Édition #1 : La mort en face

La mort de qui ? La mort de quoi ?

Si la thématique choisie pour cette première édition de Kings of Doc n’est pas des plus joyeuses, ne vous-y trompez pas : il y est autant question de mort que de vie ; de célébration finalement. Car il s’agit bien de ceux qui restent et qui l’ont vu, cette mort en face : dans les yeux du bourreau, dans les yeux des victimes ou en face, de l’autre côté du mur. Ils sont encore là pour témoigner et ils parlent d’eux : comment (sur)vivre après avoir vécu l’atroce ?

Massaker réalisé par Monika Borgmann, Lokman Slim & Hermann Theissen – France/Allemagne/Liban/Suisse – 2004 – 98min

Du 16 au 18 septembre 1982, pendant deux nuits et trois jours, « Sabra et Chatila », chef-lieu de la présence palestinienne civile, politique et militaire au Liban est mis à feu et à sang. Vingt ans plus tard, six participants à ce massacre qui a choqué l’opinion publique mondiale racontent pour la première fois leurs excès meurtriers et barbares. Ni parodie de tribunal, ni séance de thérapie, Massaker laisse parler des tueurs pour ouvrir, au-delà de ce massacre, une réflexion sur la violence collective.
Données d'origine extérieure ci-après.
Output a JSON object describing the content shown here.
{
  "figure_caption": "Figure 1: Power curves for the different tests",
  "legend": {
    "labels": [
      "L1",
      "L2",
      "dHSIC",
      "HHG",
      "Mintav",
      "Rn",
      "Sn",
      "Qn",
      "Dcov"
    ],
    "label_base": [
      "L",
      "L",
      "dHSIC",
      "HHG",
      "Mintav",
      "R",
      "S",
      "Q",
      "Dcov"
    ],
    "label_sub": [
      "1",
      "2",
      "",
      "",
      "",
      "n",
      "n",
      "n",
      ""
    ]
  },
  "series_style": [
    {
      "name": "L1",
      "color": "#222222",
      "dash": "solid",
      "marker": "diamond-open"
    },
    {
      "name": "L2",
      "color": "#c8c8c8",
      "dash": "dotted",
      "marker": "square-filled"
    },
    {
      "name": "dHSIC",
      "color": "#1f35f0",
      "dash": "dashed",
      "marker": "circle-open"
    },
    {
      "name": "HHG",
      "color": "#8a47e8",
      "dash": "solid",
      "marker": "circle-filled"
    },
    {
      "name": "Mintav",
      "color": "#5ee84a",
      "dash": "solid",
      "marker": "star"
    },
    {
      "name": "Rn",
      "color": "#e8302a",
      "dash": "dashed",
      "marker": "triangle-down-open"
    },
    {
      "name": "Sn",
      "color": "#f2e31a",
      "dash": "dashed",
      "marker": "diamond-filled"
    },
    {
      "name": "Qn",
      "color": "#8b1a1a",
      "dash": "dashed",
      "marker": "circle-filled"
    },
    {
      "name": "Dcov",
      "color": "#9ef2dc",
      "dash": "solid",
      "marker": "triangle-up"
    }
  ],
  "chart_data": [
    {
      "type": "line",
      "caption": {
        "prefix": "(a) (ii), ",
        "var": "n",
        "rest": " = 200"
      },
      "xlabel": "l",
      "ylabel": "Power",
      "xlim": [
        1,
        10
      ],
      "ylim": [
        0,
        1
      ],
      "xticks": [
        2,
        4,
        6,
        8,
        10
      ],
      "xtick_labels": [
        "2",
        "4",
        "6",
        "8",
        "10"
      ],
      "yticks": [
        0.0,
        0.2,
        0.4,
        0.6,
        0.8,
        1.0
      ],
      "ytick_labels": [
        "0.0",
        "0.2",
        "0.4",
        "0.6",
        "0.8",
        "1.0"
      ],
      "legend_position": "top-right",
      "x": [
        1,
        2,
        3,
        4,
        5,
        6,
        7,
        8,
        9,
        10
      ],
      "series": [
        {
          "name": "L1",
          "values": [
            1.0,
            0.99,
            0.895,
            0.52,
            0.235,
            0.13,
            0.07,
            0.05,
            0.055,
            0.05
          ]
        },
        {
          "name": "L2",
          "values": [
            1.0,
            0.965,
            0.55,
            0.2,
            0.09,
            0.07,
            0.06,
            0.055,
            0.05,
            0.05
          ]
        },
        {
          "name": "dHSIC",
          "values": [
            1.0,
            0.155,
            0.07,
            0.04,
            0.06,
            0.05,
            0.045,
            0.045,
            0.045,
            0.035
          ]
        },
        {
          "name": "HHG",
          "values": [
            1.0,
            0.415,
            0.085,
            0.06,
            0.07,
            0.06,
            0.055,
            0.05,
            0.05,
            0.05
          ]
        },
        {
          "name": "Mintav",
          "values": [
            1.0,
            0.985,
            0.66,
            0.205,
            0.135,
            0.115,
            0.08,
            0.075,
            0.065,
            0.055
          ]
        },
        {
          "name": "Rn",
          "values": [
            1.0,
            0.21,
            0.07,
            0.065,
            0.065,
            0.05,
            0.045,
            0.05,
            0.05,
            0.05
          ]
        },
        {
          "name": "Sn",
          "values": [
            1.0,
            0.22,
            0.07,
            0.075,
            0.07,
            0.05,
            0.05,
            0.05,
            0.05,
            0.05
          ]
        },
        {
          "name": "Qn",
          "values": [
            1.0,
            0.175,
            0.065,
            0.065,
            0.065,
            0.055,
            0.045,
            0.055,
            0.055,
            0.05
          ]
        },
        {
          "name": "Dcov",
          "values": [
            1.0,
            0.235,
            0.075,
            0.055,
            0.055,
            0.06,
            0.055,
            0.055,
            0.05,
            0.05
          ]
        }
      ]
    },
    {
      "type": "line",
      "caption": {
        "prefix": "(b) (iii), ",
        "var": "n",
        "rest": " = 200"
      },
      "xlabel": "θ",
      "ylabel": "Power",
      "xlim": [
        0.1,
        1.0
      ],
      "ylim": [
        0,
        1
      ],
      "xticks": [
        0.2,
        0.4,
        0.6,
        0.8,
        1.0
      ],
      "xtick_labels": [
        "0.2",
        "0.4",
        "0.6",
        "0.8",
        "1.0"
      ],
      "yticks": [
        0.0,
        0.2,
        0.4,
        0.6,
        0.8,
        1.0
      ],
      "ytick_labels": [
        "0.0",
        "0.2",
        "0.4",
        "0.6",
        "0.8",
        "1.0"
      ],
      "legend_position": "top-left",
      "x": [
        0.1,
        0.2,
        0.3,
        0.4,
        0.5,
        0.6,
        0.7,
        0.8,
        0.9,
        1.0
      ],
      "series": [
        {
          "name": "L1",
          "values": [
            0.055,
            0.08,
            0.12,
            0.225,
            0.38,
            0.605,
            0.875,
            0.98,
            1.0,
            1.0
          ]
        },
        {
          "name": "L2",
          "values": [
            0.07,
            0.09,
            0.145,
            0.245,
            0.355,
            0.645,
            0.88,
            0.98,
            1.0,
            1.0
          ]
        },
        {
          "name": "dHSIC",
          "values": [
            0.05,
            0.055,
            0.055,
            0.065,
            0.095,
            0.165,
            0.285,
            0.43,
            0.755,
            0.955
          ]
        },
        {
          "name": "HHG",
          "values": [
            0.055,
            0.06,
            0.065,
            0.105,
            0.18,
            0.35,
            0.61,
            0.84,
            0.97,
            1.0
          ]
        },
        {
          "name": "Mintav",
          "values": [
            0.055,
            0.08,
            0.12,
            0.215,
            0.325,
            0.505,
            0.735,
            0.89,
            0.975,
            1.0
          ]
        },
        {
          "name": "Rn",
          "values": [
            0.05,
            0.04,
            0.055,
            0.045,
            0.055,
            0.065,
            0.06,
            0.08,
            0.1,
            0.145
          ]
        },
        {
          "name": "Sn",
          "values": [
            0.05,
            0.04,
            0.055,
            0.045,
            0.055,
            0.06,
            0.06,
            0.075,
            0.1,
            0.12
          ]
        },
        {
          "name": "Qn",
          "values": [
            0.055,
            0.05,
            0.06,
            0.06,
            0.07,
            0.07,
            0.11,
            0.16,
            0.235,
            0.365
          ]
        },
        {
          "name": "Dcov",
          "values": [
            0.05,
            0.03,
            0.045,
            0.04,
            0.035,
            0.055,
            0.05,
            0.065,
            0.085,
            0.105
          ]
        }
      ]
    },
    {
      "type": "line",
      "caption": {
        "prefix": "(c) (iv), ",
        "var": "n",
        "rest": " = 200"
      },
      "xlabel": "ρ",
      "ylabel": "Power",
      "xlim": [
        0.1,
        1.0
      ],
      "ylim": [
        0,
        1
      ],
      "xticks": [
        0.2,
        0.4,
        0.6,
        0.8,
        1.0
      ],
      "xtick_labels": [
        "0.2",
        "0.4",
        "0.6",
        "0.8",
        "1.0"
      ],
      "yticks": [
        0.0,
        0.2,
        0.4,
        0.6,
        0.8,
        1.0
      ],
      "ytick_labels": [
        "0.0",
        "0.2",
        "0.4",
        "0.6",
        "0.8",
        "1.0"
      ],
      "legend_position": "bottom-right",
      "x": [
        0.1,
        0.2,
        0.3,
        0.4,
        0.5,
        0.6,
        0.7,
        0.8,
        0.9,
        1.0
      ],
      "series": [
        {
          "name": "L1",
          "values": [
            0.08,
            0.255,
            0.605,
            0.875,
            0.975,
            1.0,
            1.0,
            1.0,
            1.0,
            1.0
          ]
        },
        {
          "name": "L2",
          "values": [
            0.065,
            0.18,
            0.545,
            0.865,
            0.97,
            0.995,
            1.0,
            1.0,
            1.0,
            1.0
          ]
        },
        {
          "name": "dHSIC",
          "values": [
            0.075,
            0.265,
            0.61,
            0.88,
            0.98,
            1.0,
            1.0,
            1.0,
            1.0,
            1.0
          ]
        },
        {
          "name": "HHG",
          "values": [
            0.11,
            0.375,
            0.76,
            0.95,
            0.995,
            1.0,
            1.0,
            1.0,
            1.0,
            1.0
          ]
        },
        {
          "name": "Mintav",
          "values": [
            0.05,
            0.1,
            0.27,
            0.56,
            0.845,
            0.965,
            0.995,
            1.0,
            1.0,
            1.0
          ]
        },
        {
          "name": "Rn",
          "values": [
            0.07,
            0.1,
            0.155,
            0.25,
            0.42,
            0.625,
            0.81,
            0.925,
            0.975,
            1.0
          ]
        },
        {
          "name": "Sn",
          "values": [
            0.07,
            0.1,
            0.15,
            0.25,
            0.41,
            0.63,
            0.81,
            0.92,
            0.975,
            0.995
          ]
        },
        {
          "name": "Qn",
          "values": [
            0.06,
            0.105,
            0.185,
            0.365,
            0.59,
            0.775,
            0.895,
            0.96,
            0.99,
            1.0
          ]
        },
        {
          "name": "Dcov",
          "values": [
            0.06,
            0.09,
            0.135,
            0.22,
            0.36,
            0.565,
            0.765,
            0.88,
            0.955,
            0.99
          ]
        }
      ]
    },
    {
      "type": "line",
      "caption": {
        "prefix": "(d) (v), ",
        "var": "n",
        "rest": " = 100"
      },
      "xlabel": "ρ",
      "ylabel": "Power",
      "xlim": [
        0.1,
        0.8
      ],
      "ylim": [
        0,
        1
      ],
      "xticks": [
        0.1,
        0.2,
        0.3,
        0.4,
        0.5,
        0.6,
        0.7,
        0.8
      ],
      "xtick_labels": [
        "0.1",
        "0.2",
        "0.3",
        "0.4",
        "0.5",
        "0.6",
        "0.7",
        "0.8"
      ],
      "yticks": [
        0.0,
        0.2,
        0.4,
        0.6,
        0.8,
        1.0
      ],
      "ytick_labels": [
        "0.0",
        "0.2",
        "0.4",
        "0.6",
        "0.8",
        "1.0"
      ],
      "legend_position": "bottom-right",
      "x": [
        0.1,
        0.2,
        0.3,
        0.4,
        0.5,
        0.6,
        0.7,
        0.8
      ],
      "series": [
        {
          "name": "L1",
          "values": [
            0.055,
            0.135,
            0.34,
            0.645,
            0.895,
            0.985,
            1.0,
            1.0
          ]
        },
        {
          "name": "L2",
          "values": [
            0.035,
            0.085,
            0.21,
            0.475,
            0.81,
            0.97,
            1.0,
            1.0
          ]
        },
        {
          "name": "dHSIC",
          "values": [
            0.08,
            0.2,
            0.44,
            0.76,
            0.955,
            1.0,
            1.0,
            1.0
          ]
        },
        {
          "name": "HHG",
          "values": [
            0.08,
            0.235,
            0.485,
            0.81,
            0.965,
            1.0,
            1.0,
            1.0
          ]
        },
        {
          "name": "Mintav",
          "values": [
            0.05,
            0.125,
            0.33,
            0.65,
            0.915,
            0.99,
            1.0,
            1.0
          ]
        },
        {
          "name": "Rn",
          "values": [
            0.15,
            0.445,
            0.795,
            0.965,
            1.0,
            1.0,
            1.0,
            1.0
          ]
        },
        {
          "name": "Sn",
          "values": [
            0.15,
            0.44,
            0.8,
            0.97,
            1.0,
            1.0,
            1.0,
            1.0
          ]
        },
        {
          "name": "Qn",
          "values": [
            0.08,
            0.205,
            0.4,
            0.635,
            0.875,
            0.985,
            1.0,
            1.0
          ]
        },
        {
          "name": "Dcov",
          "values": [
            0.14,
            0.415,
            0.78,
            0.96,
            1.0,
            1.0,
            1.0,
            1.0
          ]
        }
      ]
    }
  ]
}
Cinq caméras brisées réalisé par Emad Burnat et Guy Davidi – Palestine/Israël/France – 2003 – 90min & 52min

Emad, paysan, vit à Bil’in en Cisjordanie. Il y a cinq ans, au milieu du village, Israël a élevé un  » mur de séparation » qui exproprie les 1700 habitants de la moitié de leurs terres, pour « protéger » la colonie juive de Modi’in Illit, prévue pour 150 000 résidents. Les villageois de Bil’in s’engagent dès lors dans une lutte non-violente pour obtenir le droit de rester propriétaires de leurs terres, et de co-exister pacifiquement avec les Israéliens. Dès le début de ce conflit, et pendant cinq ans, Emad filme les actions entreprises par les habitants de Bil’in. Avec sa caméra, achetée lors de la naissance de son quatrième enfant, il établit la chronique intime de la vie d’un village en ébullition, dressant le portrait des siens, famille et amis, tels qu’ils sont affectés par ce conflit sans fin.

Terra de ninguém réalisé par Salomé Lamas – Portugal – 2012 – 72min

Paulo de Figueiredo, un mercenaire portugais de 66 ans s’exprime sur son passé et livre un récit personnel et officieux sur les conflits auxquels il a assisté dans divers pays et continents, à la marge de deux mondes : celui du pouvoir et celui des révolutions. Paulo parle de lieux et de faits anonymes, de fragments de violence, de cruauté et de ses propres expériences.

El Sicario réalisé par Gianfranco Rosi – Italie/France – 2010 – 80min

Un tueur à gages se confie : il a tué des centaines de personnes, est expert en torture et kidnapping et il a été officier de police dans l’état du Chihuahua, Mexique. Il a même été entraîné par le FBI. Il a vécu à Juárez et s’est déplacé librement entre le Mexique et les États Unis. Aujourd’hui, il est en cavale et sa tête est mise à prix à 250 000 dollars. Pourtant, il est libre et n’a jamais été condamné. Le film se déroule dans une chambre de motel à la frontière américano-mexicaine. Ce film est basé sur l’article The Sicario écrit par Charles Bowden et publié dans Harper’s Magazine en 2009.